Ukraine has received a total of
more than $50 billion in military and non-military aid authorizations from the US alone, including everything from weapons and new defense contracts for the military-industrial complex to replenish old inventories, to fiscal support and loans to help the Ukrainian state stay afloat, pay its creditors on time and avoid paralysis, to humanitarian assistance.
US assistance has been matched by
nearly $16 billion in aid from the European Union, plus $6.22 billion, $3.34 billion, $2.85 billion, $2.61 billion and $2.11 billion from Britain, Germany, Poland, Canada and France, respectively, for a grand total of over $76 billion.
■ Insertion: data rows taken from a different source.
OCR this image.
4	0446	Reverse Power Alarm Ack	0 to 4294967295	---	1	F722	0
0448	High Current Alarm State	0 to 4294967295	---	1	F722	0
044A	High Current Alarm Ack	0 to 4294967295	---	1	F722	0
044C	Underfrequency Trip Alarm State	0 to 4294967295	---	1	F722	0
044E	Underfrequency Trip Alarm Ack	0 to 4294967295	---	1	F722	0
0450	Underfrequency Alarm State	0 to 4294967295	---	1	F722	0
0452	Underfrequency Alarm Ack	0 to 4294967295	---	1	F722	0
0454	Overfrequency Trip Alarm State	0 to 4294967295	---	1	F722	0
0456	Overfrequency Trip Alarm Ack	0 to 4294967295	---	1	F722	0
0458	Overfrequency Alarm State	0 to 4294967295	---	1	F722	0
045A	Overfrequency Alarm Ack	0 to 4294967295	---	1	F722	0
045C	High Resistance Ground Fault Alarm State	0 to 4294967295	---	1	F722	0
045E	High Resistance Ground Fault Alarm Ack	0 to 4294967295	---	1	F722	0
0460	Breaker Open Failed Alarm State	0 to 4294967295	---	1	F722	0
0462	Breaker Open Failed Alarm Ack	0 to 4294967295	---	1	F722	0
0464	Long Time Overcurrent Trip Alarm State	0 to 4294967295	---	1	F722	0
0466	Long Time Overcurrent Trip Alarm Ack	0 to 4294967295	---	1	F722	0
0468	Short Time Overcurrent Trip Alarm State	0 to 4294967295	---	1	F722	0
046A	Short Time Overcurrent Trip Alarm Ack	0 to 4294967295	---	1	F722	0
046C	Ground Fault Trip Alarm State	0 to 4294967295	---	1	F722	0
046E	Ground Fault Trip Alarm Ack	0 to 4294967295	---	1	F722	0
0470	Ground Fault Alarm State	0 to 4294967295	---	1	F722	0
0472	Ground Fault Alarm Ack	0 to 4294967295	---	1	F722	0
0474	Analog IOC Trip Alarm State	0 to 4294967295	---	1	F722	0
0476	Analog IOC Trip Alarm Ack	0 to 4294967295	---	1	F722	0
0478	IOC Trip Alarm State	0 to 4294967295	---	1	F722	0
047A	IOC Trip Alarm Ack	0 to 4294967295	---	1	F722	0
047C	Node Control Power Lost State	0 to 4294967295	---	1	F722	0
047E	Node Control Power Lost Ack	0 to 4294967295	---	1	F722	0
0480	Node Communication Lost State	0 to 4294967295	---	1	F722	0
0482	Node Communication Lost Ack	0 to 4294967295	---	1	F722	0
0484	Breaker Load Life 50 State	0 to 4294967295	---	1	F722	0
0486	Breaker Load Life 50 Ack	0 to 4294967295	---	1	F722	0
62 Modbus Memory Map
On Friday, Ukrainian presidential chief economic advisor Oleg Ustenko
urged the International Monetary Fund to shell out $5 billion as part of a larger $15-20 billion aid package over the eighteen months to two years to encourage others, including the US, the EU and other countries to go ahead with additional support. Last month, Prime Minister Denys Shmygal told attendees of a Switzerland-based conference dedicated to Ukraine’s economic recovery that the country would need some
$750 billion in assistance.
Corruption concerns and questions about the final destination of the tens of billions of dollars doled out to Ukraine aid periodically emerge in mainstream media reporting on the conflict. Last month, Ukrainian-born Republican Congresswoman Victoria Spartz
accused Ukrainian presidential chief of staff Andriy Yermak of sabotaging the country’s defenses, and of appointing officials engaged in corruption to fight graft. Ukrainian officials dismissed her concerns as “Russian propaganda.”
13 August 2022, 10:28 GMT
Last week, CBS News
posted and then deleted a bombshell documentary which uncovered that as little as 30 percent of the military assistance Western countries had sent to Kiev in the first months of the conflict had actually reached the frontlines. The documentary was quickly taken down to be “updated” to account for new information from the Pentagon and other sources.
Ukrainian Foreign Minister Dmytro Kuleba
tweeted that the retraction was not enough and called for an “internal investigation” at CBS to determine “who enabled” the documentary’s release and why.